When a Board Member Breaks Confidentiality
April 01, 2016
Appears in April 2016: School Administrator.
Board-Savvy Superintendent
Barb Bagwell is a retired teacher who was active in the school district’s teachers’ union, serving as an officer and a member of the contract negotiating team. She has just been elected to the school board and has plenty of ideas for how to change things.
The superintendent, Donna Danning (like Bagwell, a pseudonym), senses trouble but keeps a positive outlook. She is encouraged when Bagwell seems reasonable during a closed board session concerning upcoming contract negotiations with the teachers’ union.
“We will need the board to set some parameters for the negotiating team,” the superintendent offers. “The teachers are asking for a 6 percent raise. Our financial team tells us that we can accommodate 2 percent to 3 percent.”
After a lengthy discussion, the board authorizes the superintendent to put 3 percent on the table.
Negotiating Session
The next week the negotiating teams for the teachers and the district are back together. Danning asks her assistant superintendent for business to summarize the district’s financial picture, which he does with graphs, tables and smooth talking. Next, the superintendent lays out the district’s highest and best offer of a 3 percent raise.
The chief negotiator for the teachers’ union, Sally Sitwell, smiles and thanks the superintendent. “Thanks for your offer, Donna, but we know there are board members willing to go much higher, so we are sticking with our original request of 6 percent. We think it is reasonable, and we know there is support on the board.”
The superintendent and the rest of the district’s bargaining team are taken aback. How could the union negotiator know what numbers the board was discussing in a closed, confidential session? The superintendent feels her bargaining position has been compromised because the union appears to have inside information.
Favored Options
The superintendent suspects Bagwell has leaked confidential information to her union friends. What should she do about it?
Option 1: Call Bagwell and ask her if she has been leaking confidential information to the teachers’ union.Although generally a good idea to be straightforward with board members, Bagwell may perceive Danning is attacking her. The result: The superintendent has created an enemy on the board.
Option 2: Ask the board president to talk to Bagwell.In this approach, the superintendent loses control of the situation because she will not know what Bagwell and the board president discussed. Instead, the superintendent perhaps should tell the board president what happened during negotiations at their weekly meeting. Then Danning will have the president’s support when next raising the issue of confidentiality.
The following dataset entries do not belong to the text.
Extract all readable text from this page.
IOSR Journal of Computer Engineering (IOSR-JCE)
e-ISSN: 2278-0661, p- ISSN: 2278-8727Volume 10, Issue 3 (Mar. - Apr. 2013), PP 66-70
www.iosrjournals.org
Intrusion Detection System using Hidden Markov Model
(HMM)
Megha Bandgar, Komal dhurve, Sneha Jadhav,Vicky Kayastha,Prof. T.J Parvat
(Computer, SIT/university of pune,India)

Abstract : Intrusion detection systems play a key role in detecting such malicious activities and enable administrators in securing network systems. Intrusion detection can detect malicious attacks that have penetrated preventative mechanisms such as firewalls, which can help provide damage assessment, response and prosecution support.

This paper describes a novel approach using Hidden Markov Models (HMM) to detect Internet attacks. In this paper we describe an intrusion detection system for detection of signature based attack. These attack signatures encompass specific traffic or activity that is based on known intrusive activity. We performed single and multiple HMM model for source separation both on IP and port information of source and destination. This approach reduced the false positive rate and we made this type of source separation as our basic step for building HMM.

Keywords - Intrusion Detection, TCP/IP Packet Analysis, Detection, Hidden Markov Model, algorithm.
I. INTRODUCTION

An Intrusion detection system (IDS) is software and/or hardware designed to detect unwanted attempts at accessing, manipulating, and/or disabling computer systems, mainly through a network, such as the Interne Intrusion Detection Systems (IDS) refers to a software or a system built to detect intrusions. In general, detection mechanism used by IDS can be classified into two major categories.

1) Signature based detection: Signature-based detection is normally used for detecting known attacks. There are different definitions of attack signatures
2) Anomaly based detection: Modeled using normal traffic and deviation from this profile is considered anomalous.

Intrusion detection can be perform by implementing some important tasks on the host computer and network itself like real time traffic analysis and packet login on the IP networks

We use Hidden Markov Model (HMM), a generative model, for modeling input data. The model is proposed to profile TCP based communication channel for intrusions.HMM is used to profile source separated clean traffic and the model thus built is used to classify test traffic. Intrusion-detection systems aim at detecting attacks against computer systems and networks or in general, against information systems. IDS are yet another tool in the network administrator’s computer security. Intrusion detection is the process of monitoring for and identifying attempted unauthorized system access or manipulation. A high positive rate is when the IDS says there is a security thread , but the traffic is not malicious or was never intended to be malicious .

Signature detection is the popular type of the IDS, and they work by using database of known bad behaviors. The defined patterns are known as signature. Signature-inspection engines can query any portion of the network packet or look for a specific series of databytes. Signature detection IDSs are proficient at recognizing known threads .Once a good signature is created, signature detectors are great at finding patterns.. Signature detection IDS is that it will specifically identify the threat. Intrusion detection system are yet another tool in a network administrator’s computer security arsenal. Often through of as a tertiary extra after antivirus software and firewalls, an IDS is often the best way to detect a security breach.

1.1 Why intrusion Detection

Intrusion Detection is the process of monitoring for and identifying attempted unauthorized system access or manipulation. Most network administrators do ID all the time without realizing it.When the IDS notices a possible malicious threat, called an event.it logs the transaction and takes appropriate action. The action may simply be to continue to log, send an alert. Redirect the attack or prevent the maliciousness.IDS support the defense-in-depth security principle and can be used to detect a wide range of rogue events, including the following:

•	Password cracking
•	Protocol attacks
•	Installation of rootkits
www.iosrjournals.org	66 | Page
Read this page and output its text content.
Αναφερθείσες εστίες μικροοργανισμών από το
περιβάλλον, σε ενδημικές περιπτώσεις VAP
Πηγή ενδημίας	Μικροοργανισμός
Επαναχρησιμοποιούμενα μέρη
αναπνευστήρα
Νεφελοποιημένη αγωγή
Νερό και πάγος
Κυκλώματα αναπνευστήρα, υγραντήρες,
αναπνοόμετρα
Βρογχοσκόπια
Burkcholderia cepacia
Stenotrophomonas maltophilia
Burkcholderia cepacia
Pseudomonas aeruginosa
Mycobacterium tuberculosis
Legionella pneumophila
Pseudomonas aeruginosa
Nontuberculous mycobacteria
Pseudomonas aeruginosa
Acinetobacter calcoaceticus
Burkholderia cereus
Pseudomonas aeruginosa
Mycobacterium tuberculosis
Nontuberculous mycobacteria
Option 3: Confront Bagwell at the board’s next closed session. It’s never ideal to accuse someone without evidence, and even with evidence, it is not wise to humiliate someone in front of colleagues. This approach could long sour the relationship between the two.
Option 4: At the next closed board session, discuss what happened at the negotiating meeting — that is, the teachers’ union had confidential information. This gives Bagwell a chance to come clean, if she was the one who leaked information, without accusing her. It also gives the superintendent and board a chance to discuss the importance of maintaining confidentiality of anything said in closed session.
Option 5: Hold a workshop for the board members on board duties and responsibilities. This training is called for and could be implemented on top of Option 4.
A Teachable Moment
The superintendent seeks a solution that accomplishes two goals — stopping leaks and maintaining strong working relations with all board members. The first three options can seriously injure her relationship with Bagwell and may not prevent leaks. Options 4 and 5 meet both goals and enable the superintendent to turn the problem into a teachable moment, which improves the professionalism of board members.
Richard Mayer is a school board member in the Goleta Union School District in Goleta, Calif., and a professor of psychology at the University of California, Santa Barbara. He is author of How Not to Be a Terrible School Board Member (Corwin Press).